Antes da Celebração Eucarística, uma introdução apresentou a história da devoção a Nossa Senhora de Pentecostes, cujo título Mariano está relacionado à presença de Maria junto aos Apóstolos no Cenáculo, no momento da efusão do Espírito Santo, conforme narrado nos Atos dos Apóstolos (At 2,1-11).
Aqui no Brasil, a devoção ganhou intensidade pelo Servo de Deus Padre Gilberto Maria Delfina, fundador da Fraternidade Jesus Salvador (Salvistas). Em um momento de oração, o sacerdote compreendeu que Maria deveria ser invocada sob o título de Nossa Senhora de Pentecostes, como uma forma de honrar a Virgem Maria em profunda sintonia com a espiritualidade carismática e missionária.
“Eu nunca encontrei escrito em algum lugar onde Nossa Senhora fosse invocada como Nossa Senhora de Pentecostes. Foi um momento em que minha alma exultou de alegria por essa inspiração (...) tudo seria através de Maria, por meio de Maria, Nossa Senhora de Pentecostes nos traria na evocação de seu espírito a graça do Espírito Santo”
A introdução também destacou que Nossa Senhora de Pentecostes representa Maria presente no nascimento da Igreja, em oração com os apóstolos e aberta à ação do Espírito Santo. A Igreja celebra o Dia de Nossa Senhora de Pentecostes em 17 de setembro.
Um olhar para a cruz
A Santa Missa foi presidida pelo Pe.

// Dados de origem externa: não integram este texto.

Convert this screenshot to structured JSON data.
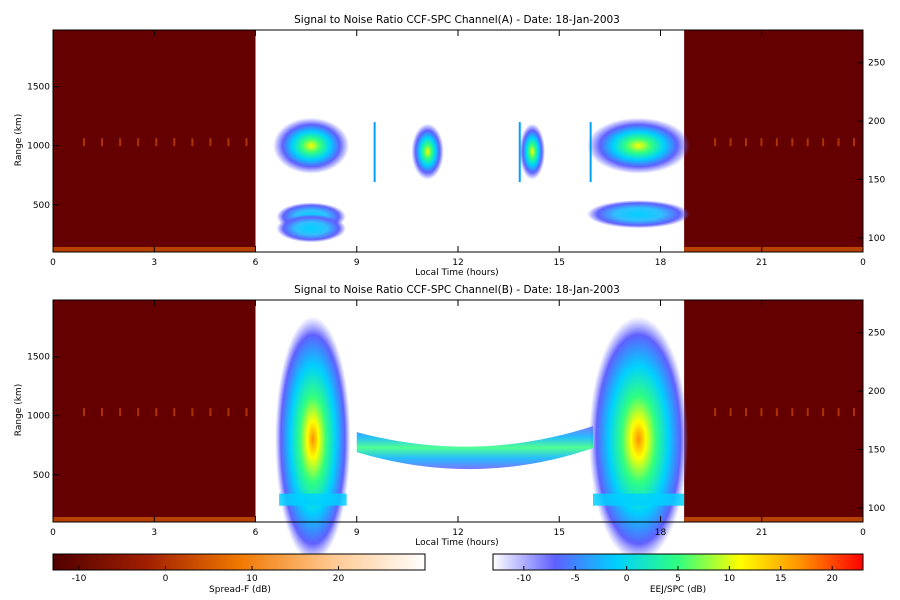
{
  "chart_data": [
    {
      "type": "heatmap",
      "title": "Signal to Noise Ratio CCF-SPC Channel(A) - Date: 18-Jan-2003",
      "xlabel": "Local Time (hours)",
      "ylabel": "Range (km)",
      "x_ticks": [
        "0",
        "3",
        "6",
        "9",
        "12",
        "15",
        "18",
        "21",
        "0"
      ],
      "xlim": [
        0,
        24
      ],
      "y_ticks": [
        "500",
        "1000",
        "1500"
      ],
      "ylim": [
        100,
        1980
      ],
      "y2_ticks": [
        "100",
        "150",
        "200",
        "250"
      ],
      "y2lim": [
        88,
        278
      ],
      "spread_f_intervals_hours": [
        [
          0,
          6
        ],
        [
          18.7,
          24
        ]
      ],
      "echo_interval_hours": [
        6,
        18.7
      ],
      "echo_blobs": [
        {
          "t_start": 6.7,
          "t_end": 8.6,
          "range_km": 1000,
          "peak_db": 5
        },
        {
          "t_start": 6.8,
          "t_end": 8.5,
          "range_km": 400,
          "peak_db": 3
        },
        {
          "t_start": 6.8,
          "t_end": 8.5,
          "range_km": 300,
          "peak_db": 2
        },
        {
          "t_start": 10.8,
          "t_end": 11.4,
          "range_km": 950,
          "peak_db": 5
        },
        {
          "t_start": 14.0,
          "t_end": 14.4,
          "range_km": 950,
          "peak_db": 4
        },
        {
          "t_start": 16.0,
          "t_end": 18.7,
          "range_km": 1000,
          "peak_db": 4
        },
        {
          "t_start": 16.0,
          "t_end": 18.7,
          "range_km": 420,
          "peak_db": 2
        }
      ]
    },
    {
      "type": "heatmap",
      "title": "Signal to Noise Ratio CCF-SPC Channel(B) - Date: 18-Jan-2003",
      "xlabel": "Local Time (hours)",
      "ylabel": "Range (km)",
      "x_ticks": [
        "0",
        "3",
        "6",
        "9",
        "12",
        "15",
        "18",
        "21",
        "0"
      ],
      "xlim": [
        0,
        24
      ],
      "y_ticks": [
        "500",
        "1000",
        "1500"
      ],
      "ylim": [
        100,
        1980
      ],
      "y2_ticks": [
        "100",
        "150",
        "200",
        "250"
      ],
      "y2lim": [
        88,
        278
      ],
      "spread_f_intervals_hours": [
        [
          0,
          6
        ],
        [
          18.7,
          24
        ]
      ],
      "echo_interval_hours": [
        6,
        18.7
      ],
      "echo_blobs": [
        {
          "t_start": 6.7,
          "t_end": 8.7,
          "range_km": 800,
          "peak_db": 17
        },
        {
          "t_start": 16.0,
          "t_end": 18.7,
          "range_km": 800,
          "peak_db": 15
        },
        {
          "t_start": 9.0,
          "t_end": 16.0,
          "range_km": 760,
          "peak_db": 2
        }
      ]
    },
    {
      "type": "heatmap",
      "title": "Spread-F colorbar",
      "label": "Spread-F (dB)",
      "ticks": [
        "-10",
        "0",
        "10",
        "20"
      ],
      "range": [
        -13,
        30
      ]
    },
    {
      "type": "heatmap",
      "title": "EEJ/SPC colorbar",
      "label": "EEJ/SPC (dB)",
      "ticks": [
        "-10",
        "-5",
        "0",
        "5",
        "10",
        "15",
        "20"
      ],
      "range": [
        -13,
        23
      ]
    }
  ],
  "colors": {
    "spread_f_background": "#640000",
    "spread_f_scale": [
      "#500000",
      "#a01e00",
      "#f07800",
      "#ffc890",
      "#ffffff"
    ],
    "eej_scale": [
      "#ffffff",
      "#6060ff",
      "#00d0ff",
      "#30ff80",
      "#ffff00",
      "#ff9000",
      "#ff0000"
    ]
  }
}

Robertinho, capelão da Capela Nossa Senhora de Pentecostes. Em sua homilia, o sacerdote recordou que a primeira noite do tríduo acontecia justamente na celebração da Exaltação da Santa Cruz.
Ao comentar as leituras do dia, especialmente a passagem do livro dos Números (Nm 21,4b-9) e o Evangelho de São João (Jo 3,13-17), o sacerdote destacou que a cruz revela o amor de Jesus pela humanidade.
“Quando olhamos para a cruz, não abraçamos só a madeira, mas o amor de Jesus doado”
A partir da imagem da serpente de bronze levantada por Moisés no deserto, Pe. Robertinho conduziu os presentes a uma reflexão sobre a ação de Jesus, que, elevado na cruz, oferece a salvação e ressaltou a importância de manter o crucifixo presente nos lares como sinal da fé e da centralidade de Cristo na vida das famílias.
Ao final, Pe. Robertinho convidou os participantes a levarem a experiência da celebração para suas casas, dando um lugar de destaque ao crucifixo e recordando, diante da cruz, o amor de Cristo. “Obrigado Jesus por tanto amor, por me amar sem me conhecer”, foi a oração proposta pelo sacerdote aos presentes.
Ainda durante a Celebração Eucarística, todos rezaram juntos a oração de Nossa Senhora de Pentecostes, confiando à intercessão de Maria a caminhada de fé e a missão da capela.